Of rains and autorickshaws...
The monsoon announced its arrival a couple of days back. Dark clouds crowding the horizon, the setting sun unhappily turning red for its days of shine were, well, over....and finally, we could sit in the local trains without tiny rivulets of sweat running down our backs, and our clothes could be taken off decently once we reached home, and did not need to be peeled off our sticky skin. Ah, yes, the rains were more than welcome.But yes, flip sides do exist. Auto rickshaw drivers, for one, assumed self important nay-sayer status. I remember reading somewhere that a new born baby hears the word "No" about 30,000 times in twenty four hours. I am sure that if we were to leave our babies in the care of a rickshaw driver for a day, they would end up hearing the word at least three times more than that. Ok, that was just some psychological jargon. Let me simplify.
Scene 1: Seven in the evening. I am sittting smugly in the train, and approaching my home station. Having managed to wriggle out of office at an obscenely early hour, I am justifiably proud of reaching home well before time. Just as I am putting my novel inside my bag to disembark, the phone rings. It is my dentist.
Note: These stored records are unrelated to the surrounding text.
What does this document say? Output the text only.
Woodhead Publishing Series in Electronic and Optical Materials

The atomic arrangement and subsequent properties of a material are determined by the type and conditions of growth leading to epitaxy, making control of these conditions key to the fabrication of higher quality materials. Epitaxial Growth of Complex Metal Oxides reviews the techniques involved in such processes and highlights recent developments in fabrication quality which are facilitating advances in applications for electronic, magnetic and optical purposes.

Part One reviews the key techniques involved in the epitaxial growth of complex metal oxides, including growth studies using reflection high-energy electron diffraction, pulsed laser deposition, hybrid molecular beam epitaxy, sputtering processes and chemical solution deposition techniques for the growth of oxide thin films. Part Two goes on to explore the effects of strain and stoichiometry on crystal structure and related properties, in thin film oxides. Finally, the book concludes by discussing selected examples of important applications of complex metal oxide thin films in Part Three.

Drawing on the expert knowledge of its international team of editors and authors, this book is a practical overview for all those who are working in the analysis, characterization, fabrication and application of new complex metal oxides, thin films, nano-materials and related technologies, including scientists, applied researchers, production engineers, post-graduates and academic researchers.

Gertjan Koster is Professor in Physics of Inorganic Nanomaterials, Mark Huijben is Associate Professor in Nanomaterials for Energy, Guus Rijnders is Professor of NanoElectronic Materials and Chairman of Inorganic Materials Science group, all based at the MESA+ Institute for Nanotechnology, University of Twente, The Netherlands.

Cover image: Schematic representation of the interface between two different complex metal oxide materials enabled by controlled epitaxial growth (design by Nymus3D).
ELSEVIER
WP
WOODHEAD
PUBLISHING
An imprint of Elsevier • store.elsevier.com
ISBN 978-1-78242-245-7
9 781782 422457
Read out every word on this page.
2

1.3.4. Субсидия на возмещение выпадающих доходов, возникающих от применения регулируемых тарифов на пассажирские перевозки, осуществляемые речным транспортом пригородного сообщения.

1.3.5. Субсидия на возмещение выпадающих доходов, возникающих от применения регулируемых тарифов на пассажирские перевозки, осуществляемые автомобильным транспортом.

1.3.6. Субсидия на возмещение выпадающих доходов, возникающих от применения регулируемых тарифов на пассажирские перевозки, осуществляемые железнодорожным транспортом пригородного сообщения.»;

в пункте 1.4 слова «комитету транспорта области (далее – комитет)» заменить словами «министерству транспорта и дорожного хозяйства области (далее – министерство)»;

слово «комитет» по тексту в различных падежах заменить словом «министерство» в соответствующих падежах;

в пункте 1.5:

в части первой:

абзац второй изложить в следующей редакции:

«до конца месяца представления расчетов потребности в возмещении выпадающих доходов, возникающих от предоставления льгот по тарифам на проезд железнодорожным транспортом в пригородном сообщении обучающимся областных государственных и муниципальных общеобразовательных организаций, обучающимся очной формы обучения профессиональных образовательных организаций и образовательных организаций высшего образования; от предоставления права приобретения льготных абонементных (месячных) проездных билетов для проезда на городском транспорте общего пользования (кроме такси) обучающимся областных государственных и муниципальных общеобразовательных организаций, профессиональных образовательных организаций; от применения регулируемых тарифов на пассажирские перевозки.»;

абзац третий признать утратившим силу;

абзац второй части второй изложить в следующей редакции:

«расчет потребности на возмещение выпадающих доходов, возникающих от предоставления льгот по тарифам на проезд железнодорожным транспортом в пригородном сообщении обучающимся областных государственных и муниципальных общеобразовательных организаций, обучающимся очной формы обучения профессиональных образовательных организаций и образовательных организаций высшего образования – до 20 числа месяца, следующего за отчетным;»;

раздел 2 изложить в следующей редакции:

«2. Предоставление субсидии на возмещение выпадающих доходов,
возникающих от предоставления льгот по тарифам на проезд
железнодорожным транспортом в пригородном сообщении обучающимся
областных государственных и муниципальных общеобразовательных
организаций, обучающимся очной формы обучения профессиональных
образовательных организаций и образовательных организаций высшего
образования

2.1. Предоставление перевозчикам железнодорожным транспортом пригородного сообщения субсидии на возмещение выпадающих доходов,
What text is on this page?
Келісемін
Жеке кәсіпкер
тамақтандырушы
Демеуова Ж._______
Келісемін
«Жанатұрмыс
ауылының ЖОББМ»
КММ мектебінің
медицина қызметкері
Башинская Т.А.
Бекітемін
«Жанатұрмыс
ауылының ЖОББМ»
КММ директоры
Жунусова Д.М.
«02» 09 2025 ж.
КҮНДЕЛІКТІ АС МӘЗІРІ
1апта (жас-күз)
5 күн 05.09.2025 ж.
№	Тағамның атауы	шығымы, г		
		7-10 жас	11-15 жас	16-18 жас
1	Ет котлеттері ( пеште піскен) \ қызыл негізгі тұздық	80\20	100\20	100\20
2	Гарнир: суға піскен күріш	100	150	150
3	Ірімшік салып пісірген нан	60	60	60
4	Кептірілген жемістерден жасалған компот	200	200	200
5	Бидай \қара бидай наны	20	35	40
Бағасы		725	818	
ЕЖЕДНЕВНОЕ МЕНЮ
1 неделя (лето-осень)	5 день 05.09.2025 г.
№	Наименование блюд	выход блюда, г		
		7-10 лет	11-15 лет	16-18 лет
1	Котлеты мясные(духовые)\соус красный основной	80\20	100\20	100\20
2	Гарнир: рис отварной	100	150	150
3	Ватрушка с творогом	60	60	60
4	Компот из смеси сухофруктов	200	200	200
I wonder why he is calling, and then suddenly remember that I have fixed an appointment with him the next day. He mumbles a few pleasantries, and then places me in a fix by asking me to turn up for the appointment that evening itself. Since I have already committed the undignified act of revealing my location to him, I have no option but to say yes. But I am confident that I can still reach home before my normal time as the dentist is only a ten minute detour.
Scene 2: Seven fifteen in the evening. I am waiting outside the station in a light drizzle with gutter water running by my feet to presumably cleanse me of my intentions to reach home early. Rickshaws buzz past me like race cars. The few who stop, say the ubiquitous "No". I almost risk a lifetime phobia of the word when finally,one driver stops with the flourish of a formula one turn. I trick Schumacher into saying yes, by resorting to an unethical tactic of mentioning a location which is much farther off than where I wanted to go. When I get into the autorickshaw, I see the last of my plans of curling onto the couch with a glass of hot milk and my Erich Segal being washed away into the drain by the aforementioned sinful-thought-cleansing gutter water.
Scene 3: Eight fifteen in the evening. Uncanny deja vu seizes me as I am standing once again in a slight drizzle and waiting for you-know-what. Only, this time, I am standing outside the dentist's clinic and my mood is worse. You see, I have been scolded by my dentist for eating stuff that I should not be eating with braces on. (For those who came in late, yes, I have braces). This time, I try to make light of the situation by observing the various ways in which these Schumachers of the Station roads say "No". I identify at least six distinct ways....to the seventh driver, I do not give an opportunity to exhibit his skills. I am growling by this time, and with talons fully extended, I give him my location. Before he can shake his head, I growl again and give him the exact location with a glare for good effect. This frightens him into accepting my orders (I cannot call that a request) and I start on my way home.
Scene 4: Eight forty five in the evening. I reach home, worse for the wear and bedraggled. And I realise, that even on the days that I leave from office at my appropriate time , I reach earlier than this. With a start, I realise why. I normally walk home from the station. Schumachers, obviously, ain't doing me any good.